Akot went 2-4 from deep, and those six extra points kept Arizona in the game despite Akot’s otherwise mediocre performance.
Against UConn, I mentioned that Chase Jeter fouling out of the game could’ve been a disaster if not for Ryan Luther. While Jeter managed to stay in the game this weekend, Arizona still partially lost this game due to fouls.
When you’re trailing late in the game, intentional fouls are going to inflate your foul count quite a bit. Even adjusting for that, Arizona deeply struggled. The Wildcats shot just nine foul shots all game, making only six. Compare that to Alabama, which shot 28 of them. T
he Tide were only able to convert 16 of them, and if they’d had a better game from the foul line the score would’ve never been in question.
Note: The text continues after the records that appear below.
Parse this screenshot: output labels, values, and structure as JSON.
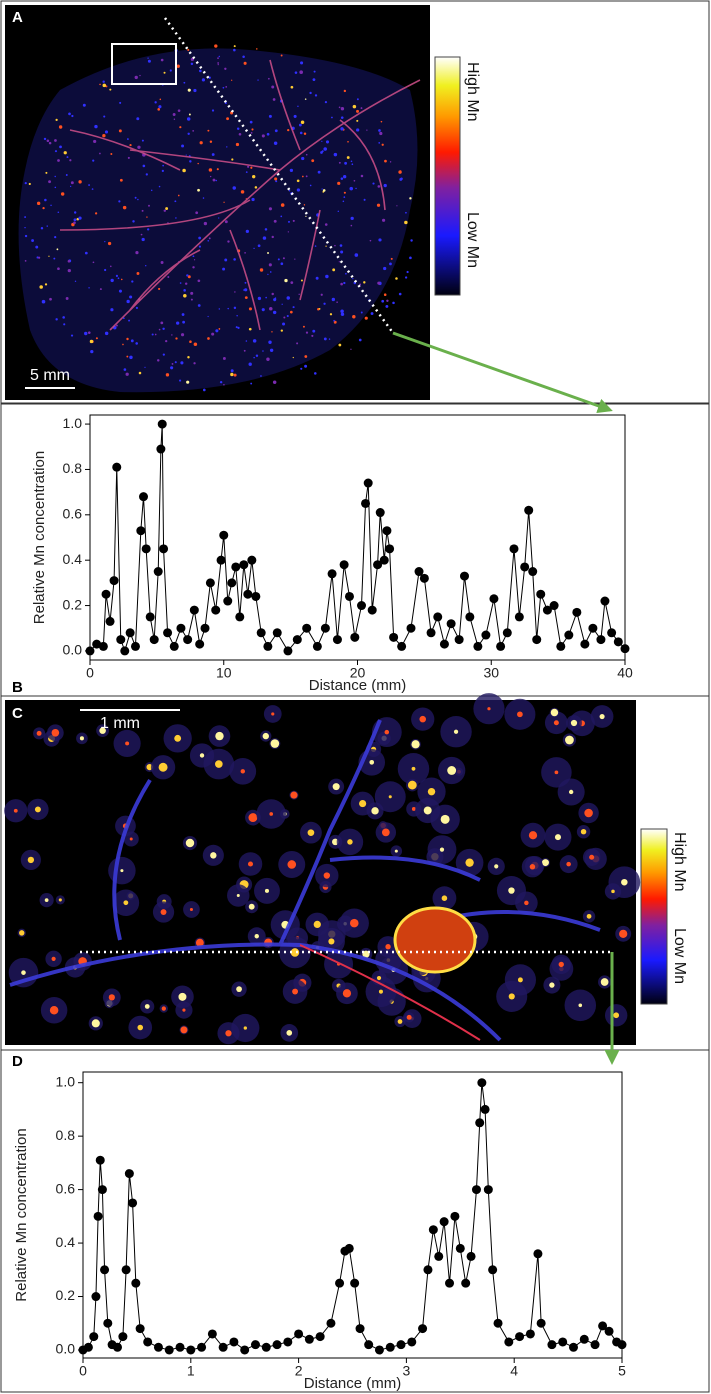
{
  "images": [
    {
      "label": "A",
      "scale_bar": "5 mm",
      "colorbar_high": "High Mn",
      "colorbar_low": "Low Mn"
    },
    {
      "label": "C",
      "scale_bar": "1 mm",
      "colorbar_high": "High Mn",
      "colorbar_low": "Low Mn"
    }
  ],
  "chart_data": [
    {
      "type": "line",
      "label": "B",
      "markers": true,
      "color": "#000000",
      "xlabel": "Distance (mm)",
      "ylabel": "Relative Mn concentration",
      "xlim": [
        0,
        40
      ],
      "xticks": [
        0,
        10,
        20,
        30,
        40
      ],
      "ylim": [
        -0.04,
        1.04
      ],
      "yticks": [
        {
          "value": 0,
          "label": "0.0"
        },
        0.2,
        0.4,
        0.6,
        0.8,
        {
          "value": 1,
          "label": "1.0"
        }
      ],
      "x": [
        0,
        0.5,
        1.0,
        1.2,
        1.5,
        1.8,
        2.0,
        2.3,
        2.6,
        3.0,
        3.4,
        3.8,
        4.0,
        4.2,
        4.5,
        4.8,
        5.1,
        5.3,
        5.4,
        5.5,
        5.8,
        6.3,
        6.8,
        7.3,
        7.8,
        8.2,
        8.6,
        9.0,
        9.4,
        9.8,
        10.0,
        10.3,
        10.6,
        10.9,
        11.2,
        11.5,
        11.8,
        12.1,
        12.4,
        12.8,
        13.3,
        14,
        14.8,
        15.5,
        16.2,
        17,
        17.6,
        18.1,
        18.5,
        19.0,
        19.4,
        19.8,
        20.3,
        20.6,
        20.8,
        21.1,
        21.5,
        21.7,
        22.0,
        22.2,
        22.4,
        22.7,
        23.3,
        24.0,
        24.6,
        25.0,
        25.5,
        26.0,
        26.5,
        27.0,
        27.6,
        28.0,
        28.4,
        29.0,
        29.6,
        30.2,
        30.7,
        31.2,
        31.7,
        32.1,
        32.5,
        32.8,
        33.1,
        33.4,
        33.7,
        34.2,
        34.7,
        35.2,
        35.8,
        36.4,
        37.0,
        37.6,
        38.2,
        38.5,
        39.0,
        39.5,
        40.0
      ],
      "values": [
        0,
        0.03,
        0.02,
        0.25,
        0.13,
        0.31,
        0.81,
        0.05,
        0,
        0.08,
        0.02,
        0.53,
        0.68,
        0.45,
        0.15,
        0.05,
        0.35,
        0.89,
        1.0,
        0.45,
        0.08,
        0.02,
        0.1,
        0.05,
        0.18,
        0.03,
        0.1,
        0.3,
        0.18,
        0.4,
        0.51,
        0.22,
        0.3,
        0.37,
        0.15,
        0.38,
        0.25,
        0.4,
        0.24,
        0.08,
        0.02,
        0.08,
        0,
        0.05,
        0.1,
        0.02,
        0.1,
        0.34,
        0.05,
        0.38,
        0.24,
        0.06,
        0.2,
        0.65,
        0.74,
        0.18,
        0.38,
        0.61,
        0.4,
        0.53,
        0.45,
        0.06,
        0.02,
        0.1,
        0.35,
        0.32,
        0.08,
        0.15,
        0.03,
        0.12,
        0.05,
        0.33,
        0.15,
        0.02,
        0.07,
        0.23,
        0.02,
        0.08,
        0.45,
        0.15,
        0.37,
        0.62,
        0.35,
        0.05,
        0.25,
        0.18,
        0.2,
        0.02,
        0.07,
        0.17,
        0.03,
        0.1,
        0.05,
        0.22,
        0.08,
        0.04,
        0.01
      ]
    },
    {
      "type": "line",
      "label": "D",
      "markers": true,
      "color": "#000000",
      "xlabel": "Distance (mm)",
      "ylabel": "Relative Mn concentration",
      "xlim": [
        0,
        5
      ],
      "xticks": [
        0,
        1,
        2,
        3,
        4,
        5
      ],
      "ylim": [
        -0.03,
        1.04
      ],
      "yticks": [
        {
          "value": 0,
          "label": "0.0"
        },
        0.2,
        0.4,
        0.6,
        0.8,
        {
          "value": 1,
          "label": "1.0"
        }
      ],
      "x": [
        0,
        0.05,
        0.1,
        0.12,
        0.14,
        0.16,
        0.18,
        0.2,
        0.23,
        0.27,
        0.32,
        0.37,
        0.4,
        0.43,
        0.46,
        0.49,
        0.53,
        0.6,
        0.7,
        0.8,
        0.9,
        1.0,
        1.1,
        1.2,
        1.3,
        1.4,
        1.5,
        1.6,
        1.7,
        1.8,
        1.9,
        2.0,
        2.1,
        2.2,
        2.3,
        2.38,
        2.43,
        2.47,
        2.52,
        2.57,
        2.65,
        2.75,
        2.85,
        2.95,
        3.05,
        3.15,
        3.2,
        3.25,
        3.3,
        3.35,
        3.4,
        3.45,
        3.5,
        3.55,
        3.6,
        3.65,
        3.68,
        3.7,
        3.73,
        3.76,
        3.8,
        3.85,
        3.95,
        4.05,
        4.15,
        4.22,
        4.25,
        4.35,
        4.45,
        4.55,
        4.65,
        4.75,
        4.82,
        4.88,
        4.95,
        5.0
      ],
      "values": [
        0,
        0.01,
        0.05,
        0.2,
        0.5,
        0.71,
        0.6,
        0.3,
        0.1,
        0.02,
        0.01,
        0.05,
        0.3,
        0.66,
        0.55,
        0.25,
        0.08,
        0.03,
        0.01,
        0,
        0.01,
        0,
        0.01,
        0.06,
        0.01,
        0.03,
        0,
        0.02,
        0.01,
        0.02,
        0.03,
        0.06,
        0.04,
        0.05,
        0.1,
        0.25,
        0.37,
        0.38,
        0.25,
        0.08,
        0.02,
        0,
        0.01,
        0.02,
        0.03,
        0.08,
        0.3,
        0.45,
        0.35,
        0.48,
        0.25,
        0.5,
        0.38,
        0.25,
        0.35,
        0.6,
        0.85,
        1.0,
        0.9,
        0.6,
        0.3,
        0.1,
        0.03,
        0.05,
        0.06,
        0.36,
        0.1,
        0.02,
        0.03,
        0.01,
        0.04,
        0.02,
        0.09,
        0.07,
        0.03,
        0.02
      ]
    }
  ]
}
Arizona’s 19 personal fouls also dwarfed Alabama’s 14, and made the Wildcats play tight with the clock ticking away.
I also mentioned after the UConn game that the lack of minutes from the bench was disconcerting. Against Alabama, the bench had even less to do as the starters dragged the team back to striking distance.
It’s hard to keep from getting tired when you’re in the game for almost every possession. Every starter but Emmanuel Akot logged over 30 minutes on Sunday, with Justin Coleman playing for 35. Akot and sixth man Dylan Smith shared roughly equal playing time, but other than those six only Ryan Luther logged more than five minutes. Arizona’s bench accounted for 49 of the team’s 200 minutes, with Luther and Smith accounting for 42 of them. It’s hard to see a team relying on so few players going far in March, and the issue of depth could be Arizona’s true Achilles heel.
Potentially Bad Loss
Even in December, it’s important to think about how every game will affect your NCAA Tournament resume come March. For the ‘Cats, there’s a strong chance this game will leave a serious scar.
Alabama came into the year with moderate expectations, but has struggled pretty hard this year, already losing to Northeastern, Georgia State, and UCF.
With the SEC becoming one of the deeper conferences in basketball over the last couple of years, there are still plenty of losses on the table for ‘Bama, namely six games against ranked Tennessee, Kentucky, Auburn, and Tennessee teams.
It’s highly possible Alabama doesn’t even sniff the NCAA Tournament, and a loss to a non-tournament from a power conference could look pretty bad for Arizona. The Tide might turn their season around and indirectly help Arizona, but for now this is easily the worst loss of the year for this edition of Arizona basketball.
The Wildcats return to action this Saturday, facing Baylor in McKale Center at 9:00 p.m. MT, a game that suddenly has the utmost importance.